There are two types of fixed deposits available viz: company fixed deposits and bank fixed deposits.
 
Let us closely look at the difference between the two on important parameters:


 
1. Interest rates

Interest rates on bank deposits are determined by banks and are as per the interest rates movements by RBI as well as the liquidity needs of each bank.
Within banks co-operative banks offer higher interest rates than public and private sector banks. Risk in co-operative banks is also higher when compared to the public and private sector ones.
Company fixed deposits offer higher interest rates than banks as companies compete with banks to attract investor money.
Interest payment frequency varies from monthly to quarterly to semi-annual to annual in case of both bank and company fixed deposits. Investor has the facility to get the interest credited to their bank accounts.

2. Safety

Bank deposits are guaranteed upto Rs 1 lac per account holder per bank as deposit insurance is taken by the bank with the Deposit insurance and Credit Corporation of India, which is a subsidiary of RBI.
 
In the past, RBI has played an active role in the merger of failed banks with successful ones and has not allowed depositors money to be lost in case of a bank failure.
Corporate fixed deposits are unsecured in nature and are not guaranteed by the issuing company.
 

3. Ratings


Most companies get their fixed deposits rated from rating agencies to give a comfort factor to the investors.Higher the rating, stronger is the company.
AAA rating is the highest available. It is recommended to invest in company fixed deposits which are rated AAA as lower ratings means higher risk of default.

4. Liquidity

Both company and bank fixed deposits are liquid though in case of company fixed deposits some companies do not allow anytime withdrawal.

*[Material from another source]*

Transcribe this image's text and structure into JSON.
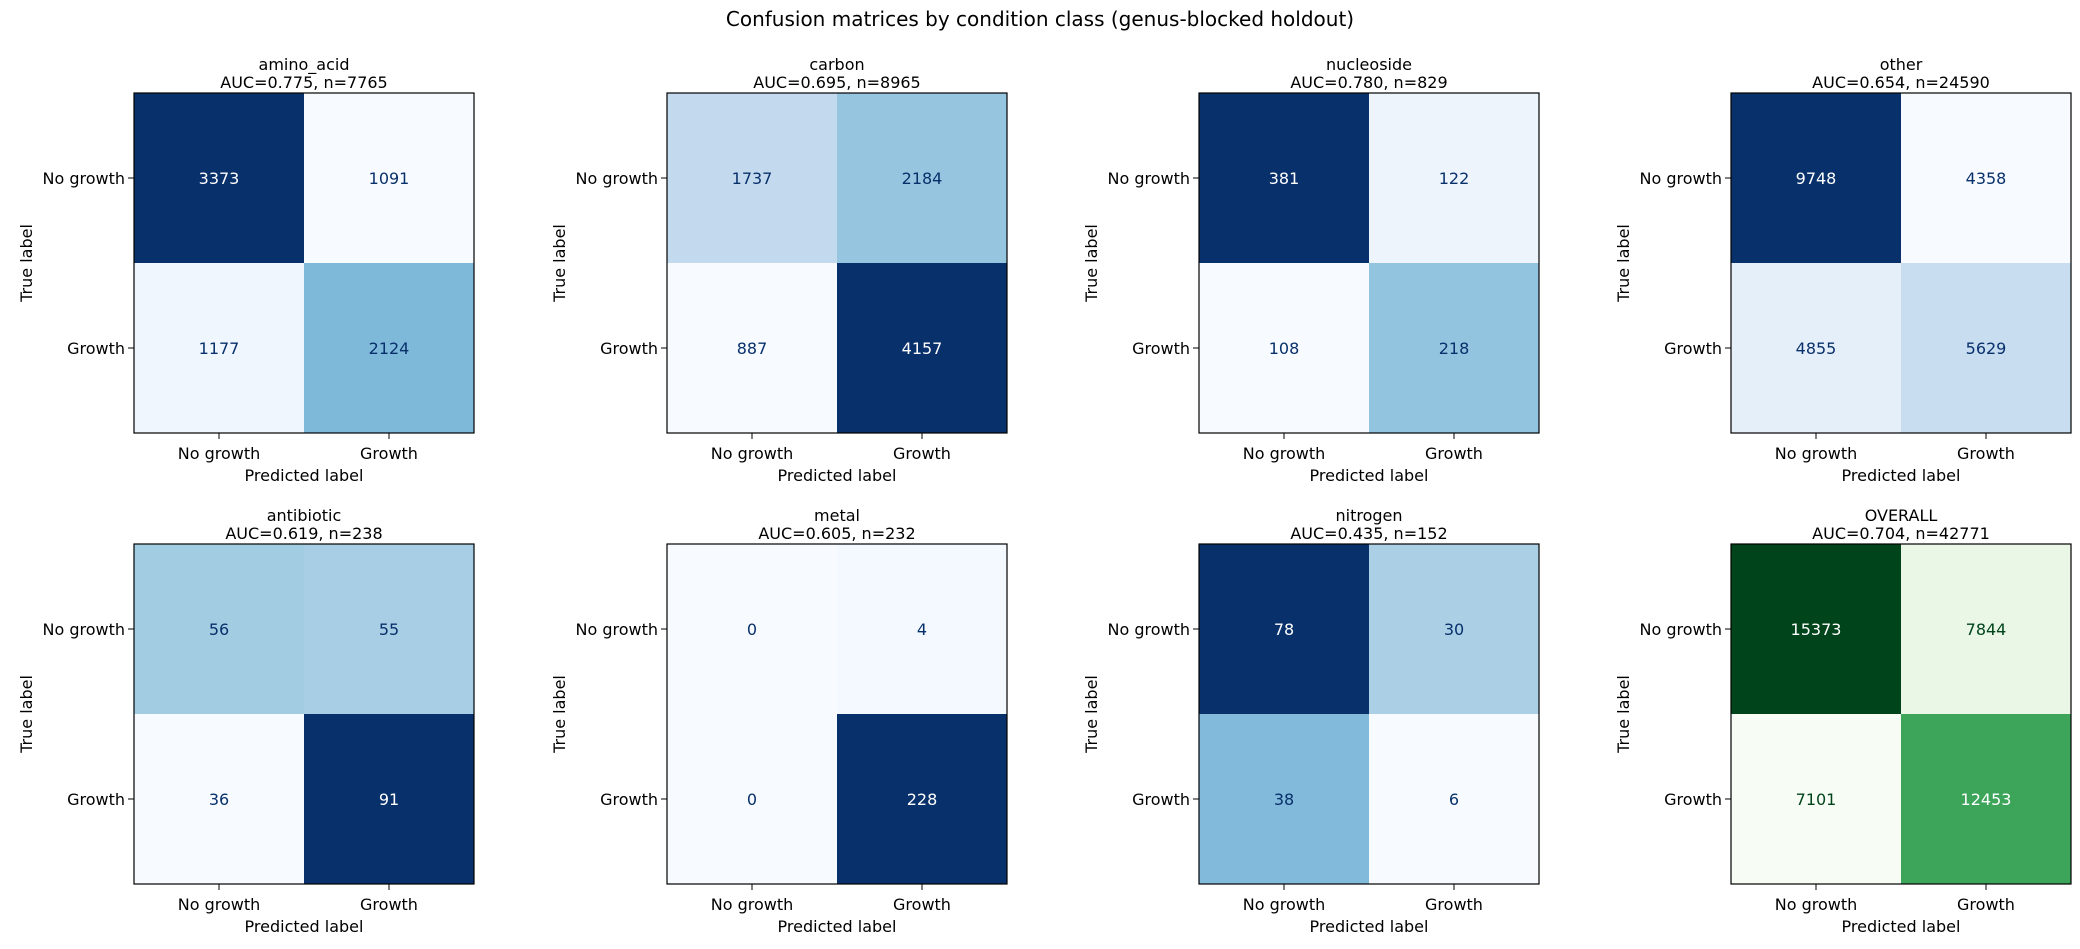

Investors need to read the application form carefully before investing.
But both of them offer a “loan against FD” facility.

5. Tax

Interest earned is fully taxable.

Banks deduct tax at source (TDS) on deposits if the total interest earned on all fixed deposits / recurring deposits in a bank (at all branches of the bank) is more than Rs.10, 000 in a financial year.

TDS is deducted at the rate of 10% if PAN is submitted or else it is at the rate of 20%

In case of company fixed deposit, the TDS limit of the interest earned is caped at Rs 5,000in a financial year.

The companies would deduct tax at source if the interest earned in a financial year exceeds Rs 5,000 as per the tax slab of the individual.
 
Distributing the FD investments across various companies so that the interest earned does not exceed the permissible level is an effective option to avoid TDS

Happy Investing!

Disclaimer: Investment in securities market are subject to market risks, read all the related documents carefully before investing.